Alphonse Legros (1837 - 1911)
RA Collection: Art
This etching depicts a man carrying a baby from a burning building, his arm covering his face from the smoke. To the right of the composition a woman and girl are crouching, the woman's hand in an empty cot as she looks towards the man and baby and the girl turned away, covering her head. Items of furniture are scattered on the ground and plumes of smoke rise up in the background. Like Fin - La veuve et l'orpheline (03/2011), this print shows the disaster wrought by fire.
The draughtsman, printmaker and painter, Alphonse Legros, was born in Dijon, France in 1837. He studied in Paris where he met Henri de Fantin-Latour and James Abbott McNeill Whistler, with whom he shared a dedication to the realist work of Gustave Courbet as well as a commitment to etching (particularly in the case of Legros and Whistler). Together they formed the Société des Trois.
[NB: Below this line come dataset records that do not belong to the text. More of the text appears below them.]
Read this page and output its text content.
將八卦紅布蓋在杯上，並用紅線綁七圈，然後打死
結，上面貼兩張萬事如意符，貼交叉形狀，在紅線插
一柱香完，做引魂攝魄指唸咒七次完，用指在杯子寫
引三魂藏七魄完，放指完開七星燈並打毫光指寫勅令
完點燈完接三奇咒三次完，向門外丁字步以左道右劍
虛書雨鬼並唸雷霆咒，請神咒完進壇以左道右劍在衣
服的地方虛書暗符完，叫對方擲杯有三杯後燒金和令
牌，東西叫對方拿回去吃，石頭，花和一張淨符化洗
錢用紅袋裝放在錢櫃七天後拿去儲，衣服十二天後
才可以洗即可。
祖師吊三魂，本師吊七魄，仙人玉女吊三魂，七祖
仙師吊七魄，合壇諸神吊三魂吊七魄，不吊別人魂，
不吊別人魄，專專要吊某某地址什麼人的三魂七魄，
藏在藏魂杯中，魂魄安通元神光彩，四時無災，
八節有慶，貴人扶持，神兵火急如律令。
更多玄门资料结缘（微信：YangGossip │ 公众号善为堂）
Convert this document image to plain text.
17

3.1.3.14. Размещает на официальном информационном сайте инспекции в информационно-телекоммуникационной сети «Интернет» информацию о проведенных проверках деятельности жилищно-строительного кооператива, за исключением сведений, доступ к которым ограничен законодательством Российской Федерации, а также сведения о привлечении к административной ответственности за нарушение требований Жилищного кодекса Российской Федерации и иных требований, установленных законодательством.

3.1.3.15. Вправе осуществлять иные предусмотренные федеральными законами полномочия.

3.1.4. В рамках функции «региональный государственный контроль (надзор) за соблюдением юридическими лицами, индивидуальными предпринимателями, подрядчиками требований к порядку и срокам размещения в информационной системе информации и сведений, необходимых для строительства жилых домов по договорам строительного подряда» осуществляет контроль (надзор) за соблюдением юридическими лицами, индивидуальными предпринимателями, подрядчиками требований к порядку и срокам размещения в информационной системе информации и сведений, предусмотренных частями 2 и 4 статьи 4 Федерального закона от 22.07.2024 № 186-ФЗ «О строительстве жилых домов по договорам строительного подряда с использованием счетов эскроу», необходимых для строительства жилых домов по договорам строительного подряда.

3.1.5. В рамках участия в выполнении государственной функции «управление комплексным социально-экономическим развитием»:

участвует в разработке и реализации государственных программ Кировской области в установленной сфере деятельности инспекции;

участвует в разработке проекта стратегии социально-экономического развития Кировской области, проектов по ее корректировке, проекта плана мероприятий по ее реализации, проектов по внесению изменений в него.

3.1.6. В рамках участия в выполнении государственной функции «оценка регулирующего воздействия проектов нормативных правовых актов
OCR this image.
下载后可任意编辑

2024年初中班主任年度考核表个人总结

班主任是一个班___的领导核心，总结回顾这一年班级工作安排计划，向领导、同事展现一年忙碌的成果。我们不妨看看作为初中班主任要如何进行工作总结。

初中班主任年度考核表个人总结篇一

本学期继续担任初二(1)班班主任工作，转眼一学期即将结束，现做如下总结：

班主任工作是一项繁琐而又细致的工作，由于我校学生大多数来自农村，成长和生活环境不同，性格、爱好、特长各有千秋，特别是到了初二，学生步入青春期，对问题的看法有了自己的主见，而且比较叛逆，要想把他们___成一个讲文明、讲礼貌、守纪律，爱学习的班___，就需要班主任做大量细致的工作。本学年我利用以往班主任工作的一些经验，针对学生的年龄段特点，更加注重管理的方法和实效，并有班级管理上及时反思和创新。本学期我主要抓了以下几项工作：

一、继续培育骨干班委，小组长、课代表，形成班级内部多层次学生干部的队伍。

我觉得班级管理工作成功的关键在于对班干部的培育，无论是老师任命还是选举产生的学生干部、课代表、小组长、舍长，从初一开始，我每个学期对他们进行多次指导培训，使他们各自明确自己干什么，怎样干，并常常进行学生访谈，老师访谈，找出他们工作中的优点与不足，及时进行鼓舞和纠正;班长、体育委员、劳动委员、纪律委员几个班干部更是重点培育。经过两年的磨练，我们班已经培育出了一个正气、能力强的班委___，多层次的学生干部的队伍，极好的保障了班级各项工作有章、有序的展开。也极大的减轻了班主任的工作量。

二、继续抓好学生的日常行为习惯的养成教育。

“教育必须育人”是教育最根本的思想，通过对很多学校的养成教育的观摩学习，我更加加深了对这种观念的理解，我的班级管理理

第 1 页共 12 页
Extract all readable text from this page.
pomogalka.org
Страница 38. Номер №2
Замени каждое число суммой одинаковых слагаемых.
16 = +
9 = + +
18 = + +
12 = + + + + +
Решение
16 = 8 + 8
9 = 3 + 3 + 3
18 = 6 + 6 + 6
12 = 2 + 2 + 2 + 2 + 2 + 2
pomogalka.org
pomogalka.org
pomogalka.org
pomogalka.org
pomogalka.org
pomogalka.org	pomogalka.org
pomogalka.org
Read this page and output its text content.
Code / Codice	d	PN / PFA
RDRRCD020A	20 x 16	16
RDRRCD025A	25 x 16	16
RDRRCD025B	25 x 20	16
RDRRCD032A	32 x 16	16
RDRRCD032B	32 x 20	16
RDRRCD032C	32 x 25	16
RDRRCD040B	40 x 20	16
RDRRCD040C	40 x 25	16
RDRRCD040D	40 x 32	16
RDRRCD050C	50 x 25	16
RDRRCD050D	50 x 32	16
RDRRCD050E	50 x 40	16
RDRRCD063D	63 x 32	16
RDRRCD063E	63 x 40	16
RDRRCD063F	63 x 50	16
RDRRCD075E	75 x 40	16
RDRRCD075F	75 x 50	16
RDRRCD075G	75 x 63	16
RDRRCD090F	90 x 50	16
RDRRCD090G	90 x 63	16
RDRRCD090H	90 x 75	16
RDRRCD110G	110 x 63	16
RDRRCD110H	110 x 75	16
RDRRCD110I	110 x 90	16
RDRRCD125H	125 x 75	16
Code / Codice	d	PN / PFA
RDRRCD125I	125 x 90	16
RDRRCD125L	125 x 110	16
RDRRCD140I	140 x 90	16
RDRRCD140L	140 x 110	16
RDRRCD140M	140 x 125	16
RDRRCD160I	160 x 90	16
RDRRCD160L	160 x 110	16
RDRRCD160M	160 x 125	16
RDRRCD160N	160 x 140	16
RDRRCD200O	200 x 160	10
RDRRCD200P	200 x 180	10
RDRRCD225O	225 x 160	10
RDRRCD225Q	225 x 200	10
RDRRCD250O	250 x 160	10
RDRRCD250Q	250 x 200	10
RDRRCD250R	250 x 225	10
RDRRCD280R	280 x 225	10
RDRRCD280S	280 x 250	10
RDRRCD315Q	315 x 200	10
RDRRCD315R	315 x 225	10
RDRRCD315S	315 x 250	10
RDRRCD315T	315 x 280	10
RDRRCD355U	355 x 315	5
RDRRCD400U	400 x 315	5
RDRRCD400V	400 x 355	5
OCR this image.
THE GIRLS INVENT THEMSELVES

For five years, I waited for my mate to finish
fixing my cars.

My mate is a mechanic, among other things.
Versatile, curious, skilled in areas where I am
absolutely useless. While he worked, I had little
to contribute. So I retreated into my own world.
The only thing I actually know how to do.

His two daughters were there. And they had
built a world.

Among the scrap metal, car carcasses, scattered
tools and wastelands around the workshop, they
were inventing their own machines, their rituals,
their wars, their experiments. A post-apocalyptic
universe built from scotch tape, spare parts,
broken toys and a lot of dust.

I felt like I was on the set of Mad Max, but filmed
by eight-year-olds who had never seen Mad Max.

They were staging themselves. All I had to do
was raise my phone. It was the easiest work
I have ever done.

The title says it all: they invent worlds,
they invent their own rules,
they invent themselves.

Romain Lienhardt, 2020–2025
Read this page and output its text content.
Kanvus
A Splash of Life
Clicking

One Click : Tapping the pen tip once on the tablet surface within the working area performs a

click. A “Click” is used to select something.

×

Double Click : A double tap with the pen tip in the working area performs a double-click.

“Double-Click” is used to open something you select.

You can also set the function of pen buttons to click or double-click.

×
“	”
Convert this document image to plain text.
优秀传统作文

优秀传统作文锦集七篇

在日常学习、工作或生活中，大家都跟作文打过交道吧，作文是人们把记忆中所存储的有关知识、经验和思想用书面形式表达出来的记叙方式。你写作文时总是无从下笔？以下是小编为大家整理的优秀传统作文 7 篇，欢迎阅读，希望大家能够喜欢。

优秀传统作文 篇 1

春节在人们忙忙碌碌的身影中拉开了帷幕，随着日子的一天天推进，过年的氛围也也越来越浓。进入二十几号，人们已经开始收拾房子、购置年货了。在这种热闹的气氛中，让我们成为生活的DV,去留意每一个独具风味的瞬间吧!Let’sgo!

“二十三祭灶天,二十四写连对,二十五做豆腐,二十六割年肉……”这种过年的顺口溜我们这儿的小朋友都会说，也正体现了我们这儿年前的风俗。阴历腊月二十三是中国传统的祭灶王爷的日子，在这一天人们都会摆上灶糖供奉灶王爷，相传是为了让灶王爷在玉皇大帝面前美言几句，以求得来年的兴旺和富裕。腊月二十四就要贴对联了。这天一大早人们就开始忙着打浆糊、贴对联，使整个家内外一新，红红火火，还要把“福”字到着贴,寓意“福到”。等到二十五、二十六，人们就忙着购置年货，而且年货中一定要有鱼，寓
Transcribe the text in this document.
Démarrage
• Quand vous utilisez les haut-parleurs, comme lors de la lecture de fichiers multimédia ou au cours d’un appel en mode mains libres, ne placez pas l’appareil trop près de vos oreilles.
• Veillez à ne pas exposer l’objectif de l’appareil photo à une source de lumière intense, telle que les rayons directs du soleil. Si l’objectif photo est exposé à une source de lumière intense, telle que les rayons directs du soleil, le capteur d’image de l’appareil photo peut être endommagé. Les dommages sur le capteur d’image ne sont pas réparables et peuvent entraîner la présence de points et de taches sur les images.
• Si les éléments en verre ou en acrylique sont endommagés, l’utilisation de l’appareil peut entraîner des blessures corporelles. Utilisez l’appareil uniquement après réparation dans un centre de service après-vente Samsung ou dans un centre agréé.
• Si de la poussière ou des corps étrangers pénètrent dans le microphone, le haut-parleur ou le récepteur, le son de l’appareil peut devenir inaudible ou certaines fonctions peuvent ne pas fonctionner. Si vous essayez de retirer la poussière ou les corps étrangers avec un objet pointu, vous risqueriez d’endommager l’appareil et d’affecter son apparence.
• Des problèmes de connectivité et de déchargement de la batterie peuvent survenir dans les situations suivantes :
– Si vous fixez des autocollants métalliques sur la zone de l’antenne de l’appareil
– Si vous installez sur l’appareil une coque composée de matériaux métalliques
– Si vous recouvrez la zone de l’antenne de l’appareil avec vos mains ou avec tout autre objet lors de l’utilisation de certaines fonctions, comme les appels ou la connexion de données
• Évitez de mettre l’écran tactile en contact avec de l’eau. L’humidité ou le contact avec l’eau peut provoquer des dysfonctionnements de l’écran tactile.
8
Whistler first took Legros to London in 1861 and he soon moved there and began regularly exhibiting at such galleries as the Royal Academy. In 1876 he became professor at the Slade School of Fine Art where he emphasised good draughtsmanship (he left in 1893). Legros became a naturalised British citizen in 1880 and that year he was also a founder-member of the Society of Painter-Etchers.
The theme of death is prevalent in Legros's work. He was inspired by artists such as Albrecht Dürer and Hans Holbein to produce two series of etchings on the macabre theme, Death and the Woodcutter (ca. 1875–1906) and The Triumph of Death (ca. 1892–1900).
The British Museum holds a number of versions of this print, most with slight variations; the most closely related is 1877,0210.602, which has the same details of publication.
The work is one of several by Legros that Carel Weight RA owned, three of which were left to the Royal Academy as part of his bequest (the current work, 03/2011 and 12/112).